MedicalResearch.com Interview with:
Dr. Ryan Merkow, M.D. M.S.
American College of Surgeons
Chicago, Illinois
MedicalResearch.com: What is the background for this study? What are the main findings?
Dr. Merkow: The measurement of hospital readmissions has become an important quality and cost-containment metric. Hospitals, policy makers, and individual practitioners are closely tracking readmissions. For the past decade the focus has been primarily on three medical conditions (pneumonia, heart failure and myocardial infarction) and although controversial, many thought leaders and policy makers believed that
readmissions were preventable, and stemmed from poor transition of care, outpatient follow up or simply a failure of the medical system to appropriately care for these patients. Recently, the Center for Medicare and Medicaid Services has become increasingly interested in using readmissions as a quality measure and is now mandated by the Hospital Readmission Reduction Program to track hospital-wide readmissions (including all surgical patients), and for the first time, after individual surgical procedures (i.e., total hip and knee replacement). Future inclusion of additional surgical procedures is anticipated.
However, despite the growing focus on readmissions after surgery, there have been few studies comprehensively evaluating the underlying reasons and factors associated with readmissions after surgical hospitalizations. Furthermore, the relationship between readmissions and complications that occur during the initial hospitalization after surgery is not clearly established. Importantly, unlike medical conditions, surgical patients undergo a discrete invasive event with known risks of complications.
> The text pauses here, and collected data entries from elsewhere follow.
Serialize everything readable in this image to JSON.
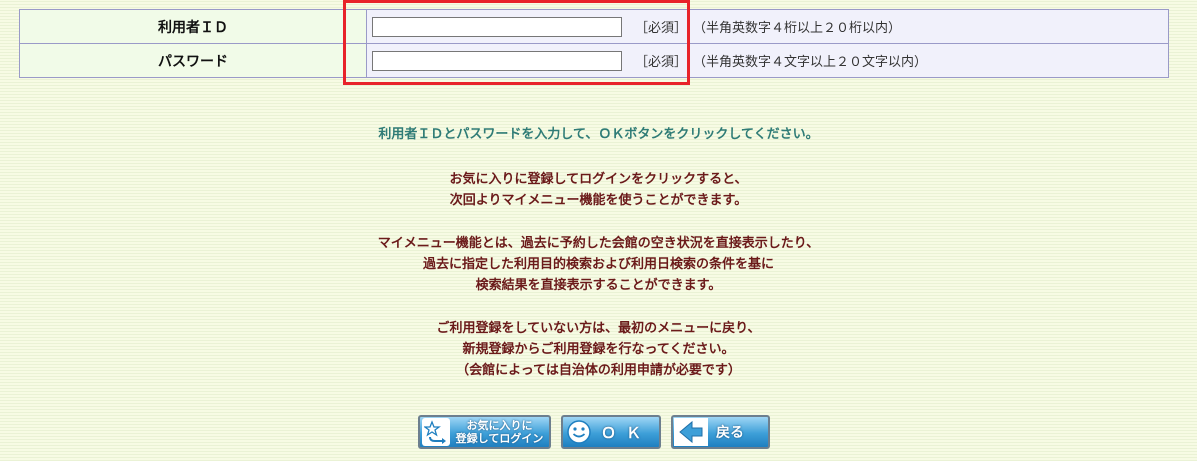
{
  "form": {
    "rows": [
      {
        "label": "利用者ＩＤ",
        "value": "",
        "required": "［必須］",
        "hint": "（半角英数字４桁以上２０桁以内）"
      },
      {
        "label": "パスワード",
        "value": "",
        "required": "［必須］",
        "hint": "（半角英数字４文字以上２０文字以内）"
      }
    ]
  },
  "instructions": {
    "main": "利用者ＩＤとパスワードを入力して、ＯＫボタンをクリックしてください。",
    "para1": [
      "お気に入りに登録してログインをクリックすると、",
      "次回よりマイメニュー機能を使うことができます。"
    ],
    "para2": [
      "マイメニュー機能とは、過去に予約した会館の空き状況を直接表示したり、",
      "過去に指定した利用目的検索および利用日検索の条件を基に",
      "検索結果を直接表示することができます。"
    ],
    "para3": [
      "ご利用登録をしていない方は、最初のメニューに戻り、",
      "新規登録からご利用登録を行なってください。",
      "（会館によっては自治体の利用申請が必要です）"
    ]
  },
  "buttons": {
    "favorite_login": {
      "line1": "お気に入りに",
      "line2": "登録してログイン",
      "icon": "star-arrow-icon"
    },
    "ok": {
      "label": "ＯＫ",
      "icon": "smiley-icon"
    },
    "back": {
      "label": "戻る",
      "icon": "back-arrow-icon"
    }
  },
  "colors": {
    "teal_text": "#2f7c76",
    "maroon_text": "#6b1a1a",
    "highlight": "#e8232a",
    "button_blue": "#3d9fd8"
  }
}
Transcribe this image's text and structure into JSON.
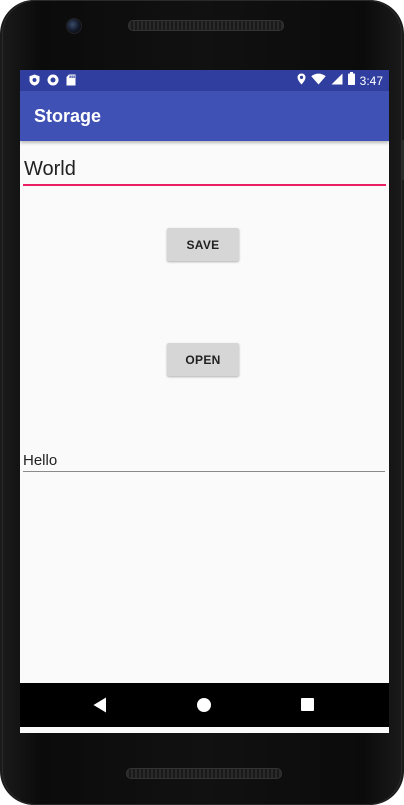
{
  "status_bar": {
    "time": "3:47",
    "left_icons": [
      "shield-icon",
      "circle-icon",
      "sd-card-icon"
    ],
    "right_icons": [
      "location-icon",
      "wifi-icon",
      "signal-icon",
      "battery-icon"
    ]
  },
  "app_bar": {
    "title": "Storage"
  },
  "main": {
    "top_input": {
      "value": "World",
      "placeholder": ""
    },
    "save_button": {
      "label": "SAVE"
    },
    "open_button": {
      "label": "OPEN"
    },
    "bottom_input": {
      "value": "Hello",
      "placeholder": ""
    }
  },
  "nav_bar": {
    "buttons": [
      "back-icon",
      "home-icon",
      "recents-icon"
    ]
  },
  "colors": {
    "status_bar": "#303f9f",
    "app_bar": "#3f51b5",
    "accent": "#e91e63",
    "button": "#d6d6d6",
    "background": "#fafafa"
  }
}
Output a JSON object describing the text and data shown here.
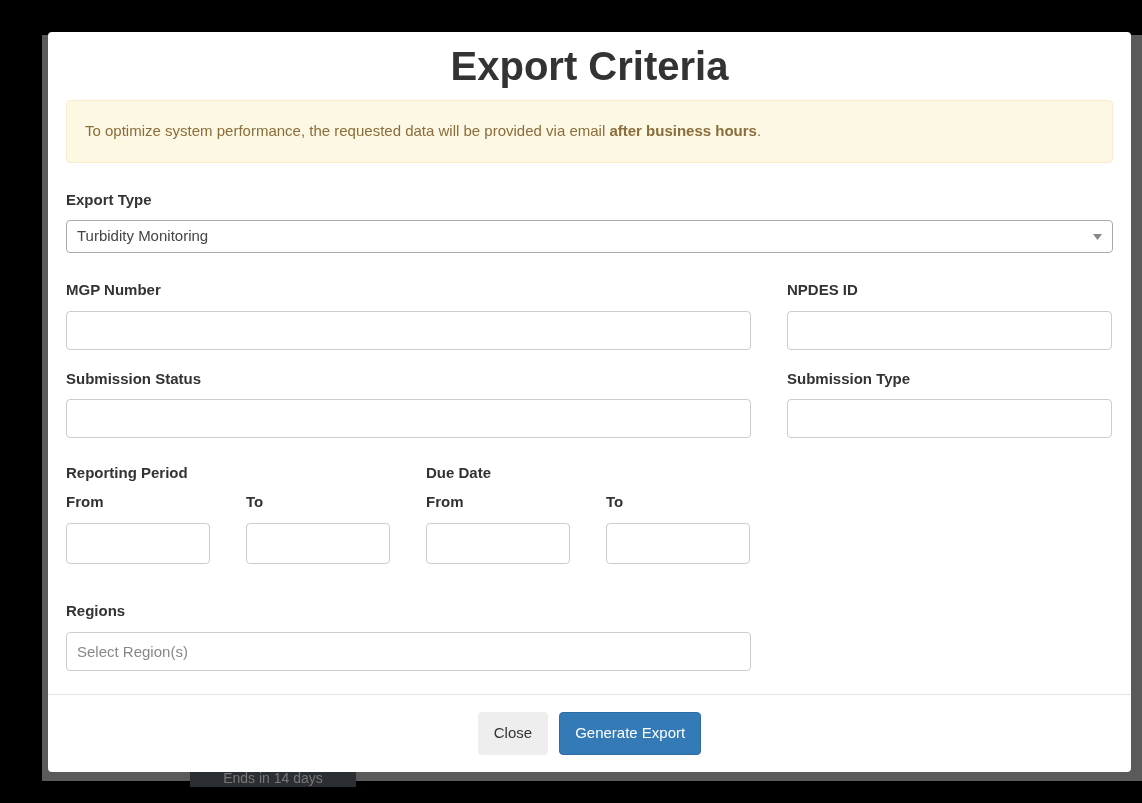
{
  "background": {
    "badge": "Ends in 14 days"
  },
  "modal": {
    "title": "Export Criteria",
    "alert": "To optimize system performance, the requested data will be provided via email **after business hours**.",
    "export_type": {
      "label": "Export Type",
      "value": "Turbidity Monitoring"
    },
    "text_fields": [
      {
        "label": "MGP Number",
        "kind": "wide"
      },
      {
        "label": "NPDES ID",
        "kind": "narrow"
      },
      {
        "label": "Submission Status",
        "kind": "wide"
      },
      {
        "label": "Submission Type",
        "kind": "narrow"
      }
    ],
    "date_groups": [
      {
        "label": "Reporting Period",
        "from": "From",
        "to": "To"
      },
      {
        "label": "Due Date",
        "from": "From",
        "to": "To"
      }
    ],
    "regions": {
      "label": "Regions",
      "placeholder": "Select Region(s)"
    },
    "buttons": [
      {
        "label": "Close",
        "kind": "secondary"
      },
      {
        "label": "Generate Export",
        "kind": "primary"
      }
    ]
  }
}
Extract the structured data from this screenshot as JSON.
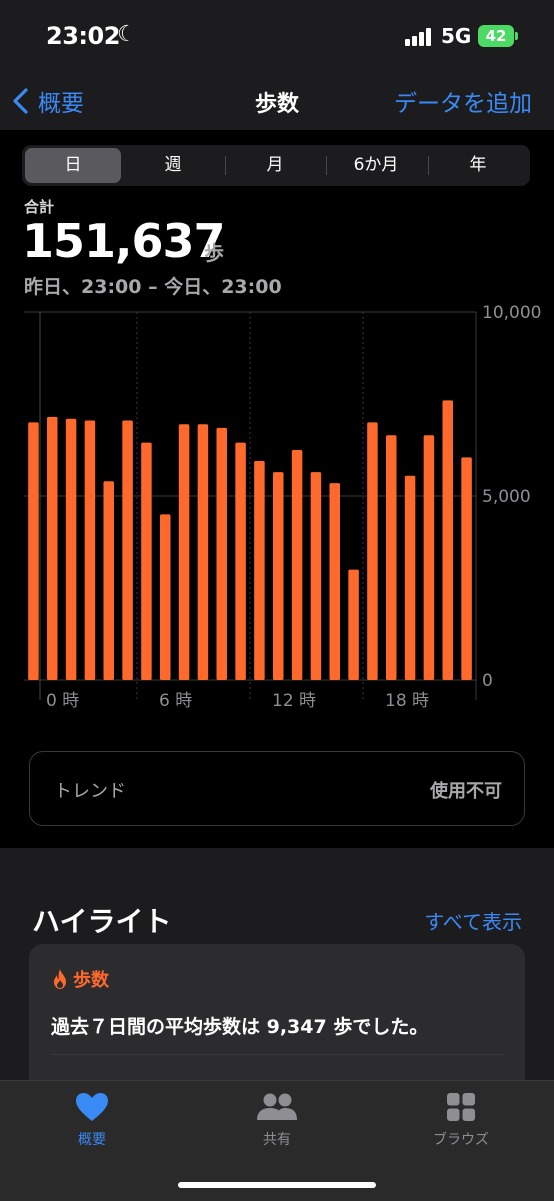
{
  "status_bar": {
    "time": "23:02",
    "network": "5G",
    "battery": "42"
  },
  "nav": {
    "back_label": "概要",
    "title": "歩数",
    "action_label": "データを追加"
  },
  "segments": {
    "items": [
      "日",
      "週",
      "月",
      "6か月",
      "年"
    ],
    "selected": "日"
  },
  "summary": {
    "label": "合計",
    "total": "151,637",
    "unit": "歩",
    "range": "昨日、23:00 – 今日、23:00"
  },
  "chart_data": {
    "type": "bar",
    "title": "",
    "xlabel": "",
    "ylabel": "",
    "ylim": [
      0,
      10000
    ],
    "y_ticks": [
      "10,000",
      "5,000",
      "0"
    ],
    "x_tick_labels": [
      "0 時",
      "6 時",
      "12 時",
      "18 時"
    ],
    "values": [
      7000,
      7150,
      7100,
      7050,
      5400,
      7050,
      6450,
      4500,
      6950,
      6950,
      6850,
      6450,
      5950,
      5650,
      6250,
      5650,
      5350,
      3000,
      7000,
      6650,
      5550,
      6650,
      7600,
      6050
    ],
    "bar_color": "#ff6a2c",
    "grid": true
  },
  "trend": {
    "label": "トレンド",
    "value": "使用不可"
  },
  "highlights": {
    "title": "ハイライト",
    "more_label": "すべて表示",
    "card": {
      "category": "歩数",
      "text": "過去７日間の平均歩数は 9,347 歩でした。"
    }
  },
  "tabbar": {
    "items": [
      {
        "label": "概要",
        "icon": "heart-icon",
        "active": true
      },
      {
        "label": "共有",
        "icon": "people-icon",
        "active": false
      },
      {
        "label": "ブラウズ",
        "icon": "grid-icon",
        "active": false
      }
    ],
    "active_color": "#3a8af5"
  }
}
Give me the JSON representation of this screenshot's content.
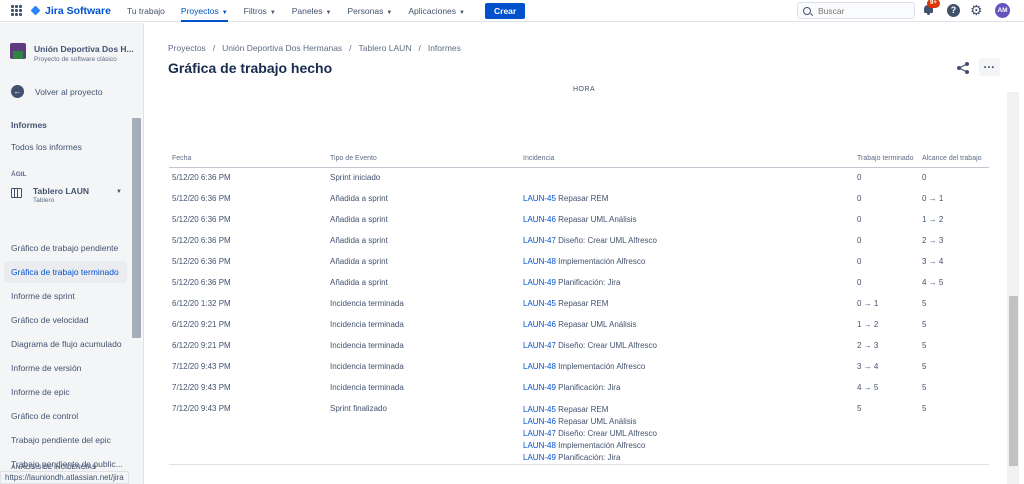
{
  "topnav": {
    "logo": "Jira Software",
    "items": [
      {
        "label": "Tu trabajo",
        "dropdown": false,
        "active": false
      },
      {
        "label": "Proyectos",
        "dropdown": true,
        "active": true
      },
      {
        "label": "Filtros",
        "dropdown": true,
        "active": false
      },
      {
        "label": "Paneles",
        "dropdown": true,
        "active": false
      },
      {
        "label": "Personas",
        "dropdown": true,
        "active": false
      },
      {
        "label": "Aplicaciones",
        "dropdown": true,
        "active": false
      }
    ],
    "create_label": "Crear",
    "search_placeholder": "Buscar",
    "notifications_count": "9+",
    "help_icon": "?",
    "avatar_initials": "AM"
  },
  "sidebar": {
    "project_name": "Unión Deportiva Dos H...",
    "project_type": "Proyecto de software clásico",
    "back_label": "Volver al proyecto",
    "reports_heading": "Informes",
    "all_reports": "Todos los informes",
    "agile_group": "ÁGIL",
    "board_name": "Tablero LAUN",
    "board_sub": "Tablero",
    "items": [
      {
        "label": "Gráfico de trabajo pendiente",
        "active": false
      },
      {
        "label": "Gráfica de trabajo terminado",
        "active": true
      },
      {
        "label": "Informe de sprint",
        "active": false
      },
      {
        "label": "Gráfico de velocidad",
        "active": false
      },
      {
        "label": "Diagrama de flujo acumulado",
        "active": false
      },
      {
        "label": "Informe de versión",
        "active": false
      },
      {
        "label": "Informe de epic",
        "active": false
      },
      {
        "label": "Gráfico de control",
        "active": false
      },
      {
        "label": "Trabajo pendiente del epic",
        "active": false
      },
      {
        "label": "Trabajo pendiente de public...",
        "active": false
      }
    ],
    "issue_analysis_group": "ANÁLISIS DE INCIDENCIAS",
    "status_url": "https://launiondh.atlassian.net/jira"
  },
  "main": {
    "breadcrumbs": [
      "Proyectos",
      "Unión Deportiva Dos Hermanas",
      "Tablero LAUN",
      "Informes"
    ],
    "title": "Gráfica de trabajo hecho",
    "chart_axis_label": "HORA",
    "table": {
      "columns": [
        "Fecha",
        "Tipo de Evento",
        "Incidencia",
        "Trabajo terminado",
        "Alcance del trabajo"
      ],
      "rows": [
        {
          "date": "5/12/20 6:36 PM",
          "event": "Sprint iniciado",
          "issues": [],
          "done": "0",
          "scope": "0"
        },
        {
          "date": "5/12/20 6:36 PM",
          "event": "Añadida a sprint",
          "issues": [
            {
              "key": "LAUN-45",
              "summary": "Repasar REM"
            }
          ],
          "done": "0",
          "scope": "0 → 1"
        },
        {
          "date": "5/12/20 6:36 PM",
          "event": "Añadida a sprint",
          "issues": [
            {
              "key": "LAUN-46",
              "summary": "Repasar UML Análisis"
            }
          ],
          "done": "0",
          "scope": "1 → 2"
        },
        {
          "date": "5/12/20 6:36 PM",
          "event": "Añadida a sprint",
          "issues": [
            {
              "key": "LAUN-47",
              "summary": "Diseño: Crear UML Alfresco"
            }
          ],
          "done": "0",
          "scope": "2 → 3"
        },
        {
          "date": "5/12/20 6:36 PM",
          "event": "Añadida a sprint",
          "issues": [
            {
              "key": "LAUN-48",
              "summary": "Implementación Alfresco"
            }
          ],
          "done": "0",
          "scope": "3 → 4"
        },
        {
          "date": "5/12/20 6:36 PM",
          "event": "Añadida a sprint",
          "issues": [
            {
              "key": "LAUN-49",
              "summary": "Planificación: Jira"
            }
          ],
          "done": "0",
          "scope": "4 → 5"
        },
        {
          "date": "6/12/20 1:32 PM",
          "event": "Incidencia terminada",
          "issues": [
            {
              "key": "LAUN-45",
              "summary": "Repasar REM"
            }
          ],
          "done": "0 → 1",
          "scope": "5"
        },
        {
          "date": "6/12/20 9:21 PM",
          "event": "Incidencia terminada",
          "issues": [
            {
              "key": "LAUN-46",
              "summary": "Repasar UML Análisis"
            }
          ],
          "done": "1 → 2",
          "scope": "5"
        },
        {
          "date": "6/12/20 9:21 PM",
          "event": "Incidencia terminada",
          "issues": [
            {
              "key": "LAUN-47",
              "summary": "Diseño: Crear UML Alfresco"
            }
          ],
          "done": "2 → 3",
          "scope": "5"
        },
        {
          "date": "7/12/20 9:43 PM",
          "event": "Incidencia terminada",
          "issues": [
            {
              "key": "LAUN-48",
              "summary": "Implementación Alfresco"
            }
          ],
          "done": "3 → 4",
          "scope": "5"
        },
        {
          "date": "7/12/20 9:43 PM",
          "event": "Incidencia terminada",
          "issues": [
            {
              "key": "LAUN-49",
              "summary": "Planificación: Jira"
            }
          ],
          "done": "4 → 5",
          "scope": "5"
        },
        {
          "date": "7/12/20 9:43 PM",
          "event": "Sprint finalizado",
          "issues": [
            {
              "key": "LAUN-45",
              "summary": "Repasar REM"
            },
            {
              "key": "LAUN-46",
              "summary": "Repasar UML Análisis"
            },
            {
              "key": "LAUN-47",
              "summary": "Diseño: Crear UML Alfresco"
            },
            {
              "key": "LAUN-48",
              "summary": "Implementación Alfresco"
            },
            {
              "key": "LAUN-49",
              "summary": "Planificación: Jira"
            }
          ],
          "done": "5",
          "scope": "5"
        }
      ]
    }
  },
  "colors": {
    "brand": "#0052cc",
    "text": "#172b4d",
    "muted": "#42526e",
    "sidebar_bg": "#f4f5f7",
    "notification": "#de350b"
  }
}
By studying this topic, initiatives to decrease readmissions can be more precisely determined, and national policy decisions that are now targeting readmissions can be appropriately formulated.
The primary findings of our study identified surgical site infections as the most frequent reason that patients are readmitted after surgery, Importantly, in >95% of patients this complication was new, occurring after they left the hospital. The other common reason for readmission was obstruction or ileus, which was the second most frequent reason for readmission, particularly after abdominal surgery. Overall, the vast majority of readmissions were the result of new postdischarge, postoperative complications. With respect to factors associated with readmissions, most of the variation was due to differences in patient factors, such as ASA class, renal failure, ascites and/or steroid use.